Bir kere uzun kişinin dezavantajı, herhangi bir ortamda (eğer ortam da samimiyse) kendisine “Boyu uzun olanın aklı kısa olurmuş” veya “Allah bir boy vermiş, gerisini koy vermiş” espri yapılmasıyla başlıyor - ya da bu dezavantajlar başlamışsa, bu cümleyle muhakkak sürüyor. Peki bunu söyleyenler niye söylüyor? Onu da hemen açıklayayım: kendi boyları istedikleri kıvama gelmediği için söylüyorlar. Ya da en genel anlamda psikolojik açıklamasını yapacak olursak, bir insan kendisindeki eksik gördüğü şey karşısındakinde fazlaysa, kendi egosunu tatmin etmek ona “Boyu uzun olanın...” diye başlıyor. Ama mesele değil, biz uzunlar da kısalarla “Kıçı yere yakın olandan korkacaksın” diye dalga geçebiliyoruz. Buna benzer şekilde “Bacaksız” da diyebiliyoruz - bizim bedenimizin yüzde bilmem kaçını bacak oluşturduğu için, boyu kısa olan bacaksız olmuş oluyor.

Boyumun ne zaman 1.86’ya ulaştığını açıkçası bilmiyorum. Bu uzunluk da en son 6 ay önce spor merkezinde ölçtüğüm hâli, yalan yok yani. Ondan 6 ay önce de ölçmüş, yine 1.86 sonucuyla karşılaşmıştım. Spor esnasında vücudu esnettiğim için belki biraz daha uzuyor olabilir (öyle bir şey var mı bilmiyorum?), ama genel olarak 1.86’yım.

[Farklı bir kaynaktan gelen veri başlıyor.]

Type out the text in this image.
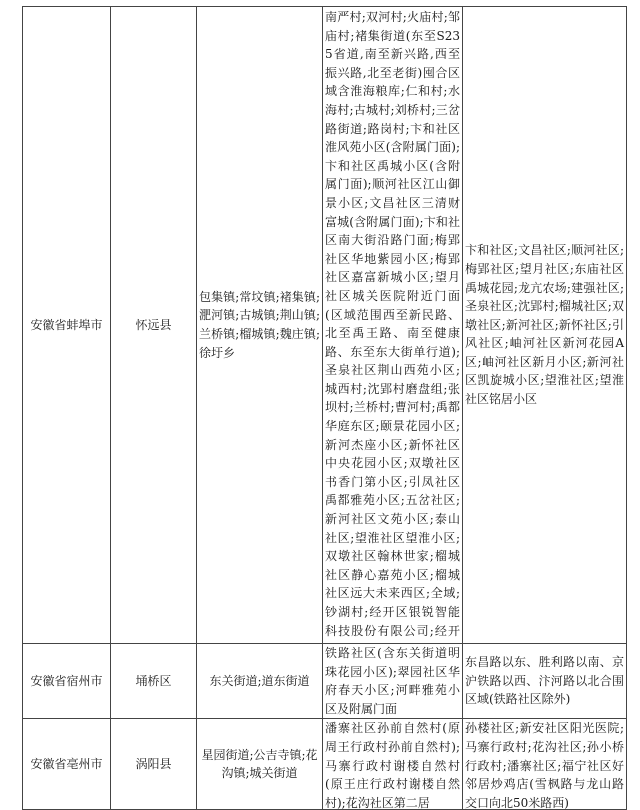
安徽省蚌埠市	怀远县	包集镇;常坟镇;褚集镇;淝河镇;古城镇;荆山镇;兰桥镇;榴城镇;魏庄镇;徐圩乡	南严村;双河村;火庙村;邹庙村;褚集街道(东至S235省道,南至新兴路,西至振兴路,北至老街)囤合区域含淮海粮库;仁和村;水海村;古城村;刘桥村;三岔路街道;路岗村;卞和社区淮风苑小区(含附属门面);卞和社区禹城小区(含附属门面);顺河社区江山御景小区;文昌社区三清财富城(含附属门面);卞和社区南大街沿路门面;梅郢社区华地紫园小区;梅郢社区嘉富新城小区;望月社区城关医院附近门面(区域范围西至新民路、北至禹王路、南至健康路、东至东大街单行道);圣泉社区荆山西苑小区;城西村;沈郢村磨盘组;张坝村;兰桥村;曹河村;禹都华庭东区;颐景花园小区;新河杰座小区;新怀社区中央花园小区;双墩社区书香门第小区;引凤社区禹都雅苑小区;五岔社区;新河社区文苑小区;泰山社区;望淮社区望淮小区;双墩社区翰林世家;榴城社区静心嘉苑小区;榴城社区远大未来西区;全域;钞湖村;经开区银锐智能科技股份有限公司;经开	卞和社区;文昌社区;顺河社区;梅郢社区;望月社区;东庙社区禹城花园;龙亢农场;建强社区;圣泉社区;沈郢村;榴城社区;双墩社区;新河社区;新怀社区;引风社区;岫河社区新河花园A区;岫河社区新月小区;新河社区凯旋城小区;望淮社区;望淮社区铭居小区
安徽省宿州市	埇桥区	东关街道;道东街道	铁路社区(含东关街道明珠花园小区);翠园社区华府春天小区;河畔雅苑小区及附属门面	东昌路以东、胜利路以南、京沪铁路以西、汴河路以北合围区域(铁路社区除外)
安徽省亳州市	涡阳县	星园街道;公吉寺镇;花沟镇;城关街道	潘寨社区孙前自然村(原周王行政村孙前自然村);马寨行政村谢楼自然村(原王庄行政村谢楼自然村);花沟社区第二居	孙楼社区;新安社区阳光医院;马寨行政村;花沟社区;孙小桥行政村;潘寨社区;福宁社区好邻居炒鸡店(雪枫路与龙山路交口向北50米路西)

Avantajları? Hah, onları baştan vereyim, zaten abartılı bir avantajı yok bence.

- Boyunuz uzun olduğu için ananız, bacınız, ablanız, teyzeniz, yengeniz - kısacası ailenizdeki kısa boylu pek çok hanım, mutfak işleri esnasında sizi çağırabiliyor. Ne için? Borcamı üst rafa yerleştirmeniz için!

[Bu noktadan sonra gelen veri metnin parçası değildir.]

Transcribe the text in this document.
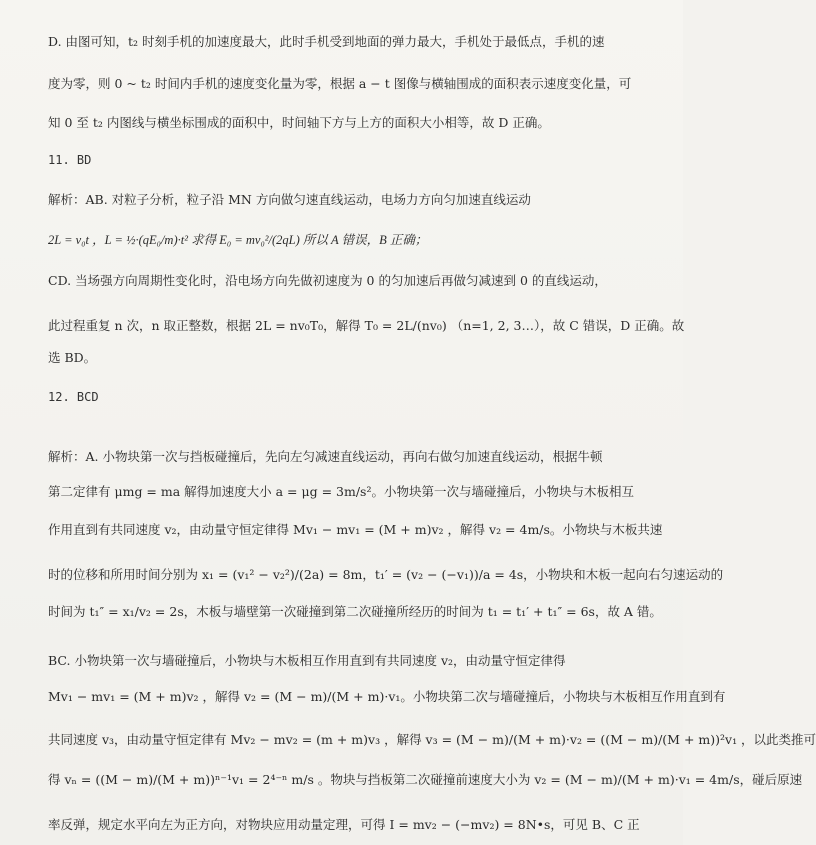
D. 由图可知，t₂ 时刻手机的加速度最大，此时手机受到地面的弹力最大，手机处于最低点，手机的速
度为零，则 0 ~ t₂ 时间内手机的速度变化量为零，根据 a − t 图像与横轴围成的面积表示速度变化量，可
知 0 至 t₂ 内图线与横坐标围成的面积中，时间轴下方与上方的面积大小相等，故 D 正确。
11. BD
解析：AB. 对粒子分析，粒子沿 MN 方向做匀速直线运动，电场力方向匀加速直线运动
2L = v₀t ，L = ½·(qE₀/m)·t² 求得 E₀ = mv₀²/(2qL) 所以 A 错误，B 正确；
CD. 当场强方向周期性变化时，沿电场方向先做初速度为 0 的匀加速后再做匀减速到 0 的直线运动，
此过程重复 n 次，n 取正整数，根据 2L = nv₀T₀，解得 T₀ = 2L/(nv₀) （n=1, 2, 3…），故 C 错误，D 正确。故
选 BD。
12. BCD
解析：A. 小物块第一次与挡板碰撞后，先向左匀减速直线运动，再向右做匀加速直线运动，根据牛顿
第二定律有 μmg = ma 解得加速度大小 a = μg = 3m/s²。小物块第一次与墙碰撞后，小物块与木板相互
作用直到有共同速度 v₂，由动量守恒定律得 Mv₁ − mv₁ = (M + m)v₂ ，解得 v₂ = 4m/s。小物块与木板共速
时的位移和所用时间分别为 x₁ = (v₁² − v₂²)/(2a) = 8m，t₁′ = (v₂ − (−v₁))/a = 4s，小物块和木板一起向右匀速运动的
时间为 t₁″ = x₁/v₂ = 2s，木板与墙壁第一次碰撞到第二次碰撞所经历的时间为 t₁ = t₁′ + t₁″ = 6s，故 A 错。
BC. 小物块第一次与墙碰撞后，小物块与木板相互作用直到有共同速度 v₂，由动量守恒定律得
Mv₁ − mv₁ = (M + m)v₂ ，解得 v₂ = (M − m)/(M + m)·v₁。小物块第二次与墙碰撞后，小物块与木板相互作用直到有
共同速度 v₃，由动量守恒定律有 Mv₂ − mv₂ = (m + m)v₃ ，解得 v₃ = (M − m)/(M + m)·v₂ = ((M − m)/(M + m))²v₁ ，以此类推可
得 vₙ = ((M − m)/(M + m))ⁿ⁻¹v₁ = 2⁴⁻ⁿ m/s 。物块与挡板第二次碰撞前速度大小为 v₂ = (M − m)/(M + m)·v₁ = 4m/s，碰后原速
率反弹，规定水平向左为正方向，对物块应用动量定理，可得 I = mv₂ − (−mv₂) = 8N•s，可见 B、C 正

- Mutfak dışında da, yatak odasında bir yastığı veya yorganı üst dolaba koyarken kolaylık yaşıyorsunuz.

- Eğer sadece boy olarak değil, vücudunuzun pek çok yeriyle uzunsanız (orayı kastetmiyorum!), oturduğunuz veya durduğunuz yerden pek çok şeye ulaşabiliyorsunuz. Örneğin; sofrada tuzu veya karabiberi “Şunu uzatır mısın?” diye sorma zahmetine girmeden alabiliyorsunuz.

- Bacakları uzun olan bir uzunsanız eğer, yürümeniz hızlı olabiliyor, 10-15 dakikalık yolu büyük adımlarla 7-8 dakika içinde alabiliyorsunuz (hesaplanmıştır). Tabii ne oluyor? Öteki insanlara göre daha fazla yorulmuş ve terlemiş oluyorsunuz.

- Basketbola yatkın olabiliyorsunuz. Ama emin olun, basketbolda, 1.86 boyundan çok daha uzun olanlar, deyim yerindeyse develer yer almaktadır. Bazılarıyla karşılaştığımda ben bile kendimi küçük hissediyorum.

- Aynı şekilde yüzmeye de yatkın olabiliyorsunuz. Eğer yüzme tekniğini iyi bilirseniz iyi bir yüzücü, iyi bir atlet olabilirsiniz.

- Boyunuz uzun olduğu için, kalabalıkta tepeden bakıp kimin gelip gitmekte olduğunu görebilirsiniz. Uzun boy ayrıca konserde işe yarar, sahneyi pek güzel görürsünüz.

- Bunların dışında, kısa veya normal boylu insanlar için dezavantaj olabilen/olabilecek pek çok konuda avantajınız var; onların kısa boyuyla yapamadığı şeyleri (orası değil!) uzun boyunuzla yapabildiğinizi düşünün. İşte avantajınız bu.

Hah, avantajlar -şimdilik- bitti. Biz uzun adamların, uzun insanların bu tarz lehimize durumlar var. Şimdi gelelim dezavantajlara!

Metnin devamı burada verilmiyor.